(SANDPOINT) The Idaho Conservation League opposes Avista Power’s request with the Idaho Public Utilities Commission to raise electricity rates for its customers in North Idaho. Instead, ICL advocates that Avista use money from a failed merger to benefit Idahoans by keeping rates the same and funding ways for its customers to save energy. Negotiations on Avista’s request start on Tuesday, Oct. 1.

In its June 2019 “general rate” filing with the Idaho PUC,  Avista Power requested a 3.5% rate increase for its residential customers. This translates to an extra cost of $2.89 a month per home in North Idaho. ICL firmly disagrees with this request. 

Matt Nykiel, ICL’s conservation associate in Sandpoint, said,  “Avista has a clear choice in this rate case. The utility can either benefit its customers or ignore them to benefit its shareholders.” He added, “We think Avista should use money from its failed merger with Hydro One last year to fund energy savings programs for its customers and keep rates from going up.”

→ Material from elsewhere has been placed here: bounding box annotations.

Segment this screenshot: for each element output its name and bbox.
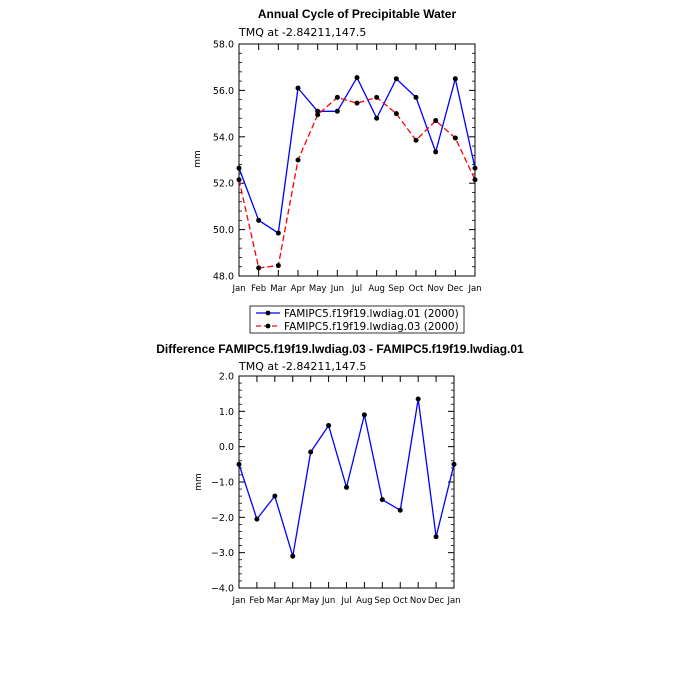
chart1-series-0-point <box>295 85 301 91</box>
chart1-ytick-label: 58.0 <box>213 40 234 51</box>
chart1-series-1-point <box>295 157 301 163</box>
chart2-series-0-point <box>344 484 349 490</box>
chart2-series-0-point <box>433 534 439 540</box>
chart2-series-0-point <box>236 461 242 467</box>
chart1-xtick-label: Oct <box>409 284 424 294</box>
chart2-series-0-point <box>290 553 296 559</box>
chart1-ylabel: mm <box>193 150 203 168</box>
chart1-xtick-label: Sep <box>388 284 404 294</box>
chart1-ytick-label: 48.0 <box>213 272 234 283</box>
chart1-title: Annual Cycle of Precipitable Water <box>258 7 457 21</box>
chart2-ytick-label: 0.0 <box>219 442 234 453</box>
chart1-series-0-point <box>393 76 399 82</box>
chart1-xtick-label: Jan <box>467 284 481 294</box>
chart2-xtick-label: Nov <box>410 596 427 606</box>
chart1-xtick-label: Jul <box>351 284 362 294</box>
chart1-series-0-point <box>275 230 281 236</box>
chart1-series-1-point <box>374 94 380 100</box>
chart2-ytick-label: −1.0 <box>211 478 234 489</box>
chart2-series-0-point <box>379 497 385 503</box>
chart1-series-0-point <box>452 76 458 82</box>
chart2-xtick-label: Jan <box>446 596 460 606</box>
chart2-xtick-label: Mar <box>267 596 284 606</box>
chart1-series-0-point <box>315 108 321 114</box>
chart2-series-0-point <box>361 412 367 418</box>
chart2-series-line-0 <box>238 398 455 557</box>
chart1-series-1-point <box>354 100 360 106</box>
chart1-xtick-label: Dec <box>447 284 464 294</box>
chart1-xtick-label: Jan <box>231 284 245 294</box>
legend-entry-lwdiag03: FAMIPC5.f19f19.lwdiag.03 (2000) <box>284 321 459 333</box>
chart1-xtick-label: Nov <box>427 284 444 294</box>
annual-cycle-chart: Annual Cycle of Precipitable Water TMQ a… <box>193 7 482 334</box>
chart2-xtick-label: Dec <box>428 596 445 606</box>
chart2-xtick-label: Sep <box>374 596 390 606</box>
chart1-series-0-point <box>334 108 340 114</box>
chart1-series-0-point <box>433 149 439 155</box>
chart2-ytick-label: −3.0 <box>211 548 234 559</box>
chart2-title: Difference FAMIPC5.f19f19.lwdiag.03 - FA… <box>156 342 524 356</box>
chart1-series-1-point <box>472 177 478 183</box>
chart1-series-1-point <box>452 135 458 141</box>
chart1-series-1-point <box>334 94 340 100</box>
chart2-xtick-label: Jun <box>321 596 335 606</box>
chart2-xtick-label: Aug <box>356 596 373 606</box>
chart1-xtick-label: Apr <box>291 284 306 294</box>
chart1-ytick-label: 56.0 <box>213 86 234 97</box>
chart2-xtick-label: Jan <box>231 596 245 606</box>
chart1-series-0-point <box>472 165 478 171</box>
chart2-series-0-point <box>254 516 260 522</box>
chart1-ytick-label: 52.0 <box>213 179 234 190</box>
chart1-series-0-point <box>413 94 419 100</box>
chart1-series-0-point <box>354 75 360 81</box>
chart2-ytick-label: 1.0 <box>219 407 234 418</box>
chart2-series-0-point <box>272 493 278 499</box>
chart2-series-0-point <box>308 449 314 455</box>
chart1-series-0-point <box>374 115 380 121</box>
chart2-xtick-label: Oct <box>393 596 408 606</box>
chart1-xtick-label: Jun <box>330 284 344 294</box>
chart1-series-0-point <box>256 217 262 223</box>
difference-chart: Difference FAMIPC5.f19f19.lwdiag.03 - FA… <box>156 342 524 606</box>
chart2-xtick-label: Apr <box>285 596 300 606</box>
chart1-series-0-point <box>236 165 242 171</box>
chart1-series-1-point <box>236 177 242 183</box>
chart2-series-0-point <box>397 507 403 513</box>
chart2-ytick-label: −2.0 <box>211 513 234 524</box>
chart1-ytick-label: 54.0 <box>213 132 234 143</box>
chart2-xtick-label: May <box>302 596 320 606</box>
chart2-xtick-label: Feb <box>249 596 264 606</box>
chart1-legend: FAMIPC5.f19f19.lwdiag.01 (2000) FAMIPC5.… <box>249 305 465 334</box>
chart2-xtick-label: Jul <box>340 596 351 606</box>
chart1-series-line-1 <box>238 96 476 269</box>
chart1-series-1-point <box>256 265 262 271</box>
chart1-ytick-label: 50.0 <box>213 225 234 236</box>
chart2-ytick-label: 2.0 <box>219 372 234 383</box>
chart1-xtick-label: Aug <box>368 284 385 294</box>
chart1-xtick-label: Feb <box>251 284 266 294</box>
chart1-series-1-point <box>275 263 281 269</box>
chart2-series-0-point <box>415 396 421 402</box>
chart1-series-1-point <box>315 112 321 118</box>
chart2-ylabel: mm <box>194 473 204 491</box>
chart1-subtitle: TMQ at -2.84211,147.5 <box>238 26 366 39</box>
legend-entry-lwdiag01: FAMIPC5.f19f19.lwdiag.01 (2000) <box>284 308 459 320</box>
chart2-ytick-label: −4.0 <box>211 584 234 595</box>
chart2-series-0-point <box>451 461 457 467</box>
chart2-plot-frame <box>238 375 455 589</box>
chart1-series-1-point <box>393 111 399 117</box>
chart1-xtick-label: Mar <box>270 284 287 294</box>
chart2-subtitle: TMQ at -2.84211,147.5 <box>238 360 366 373</box>
chart2-series-0-point <box>326 422 332 428</box>
chart1-series-1-point <box>413 137 419 143</box>
chart1-series-1-point <box>433 118 439 124</box>
chart1-xtick-label: May <box>309 284 327 294</box>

When Avista’s merger with Canadian company Hydro One broke apart in 2018, Hydro One paid Avista $103 million as a termination fee.  Avista plans to keep all this money for its shareholders. ICL strongly suggests Avista provide at least $5 million of this termination fee to help Idahoans conserve energy as ICL stated in merger negotiations last year. 

ICL protects Idaho’s air quality and climate stability by working to eliminate Idaho’s reliance on fossil fuels for electricity. ICL engages with Idaho utilities, regulators, and customers to create policies that encourage developing Idaho’s own clean energy sources. Unlike out-of-state fossil fuels, solar, wind and geothermal power is produced right here in Idaho and puts electricians, home builders and other local companies to work.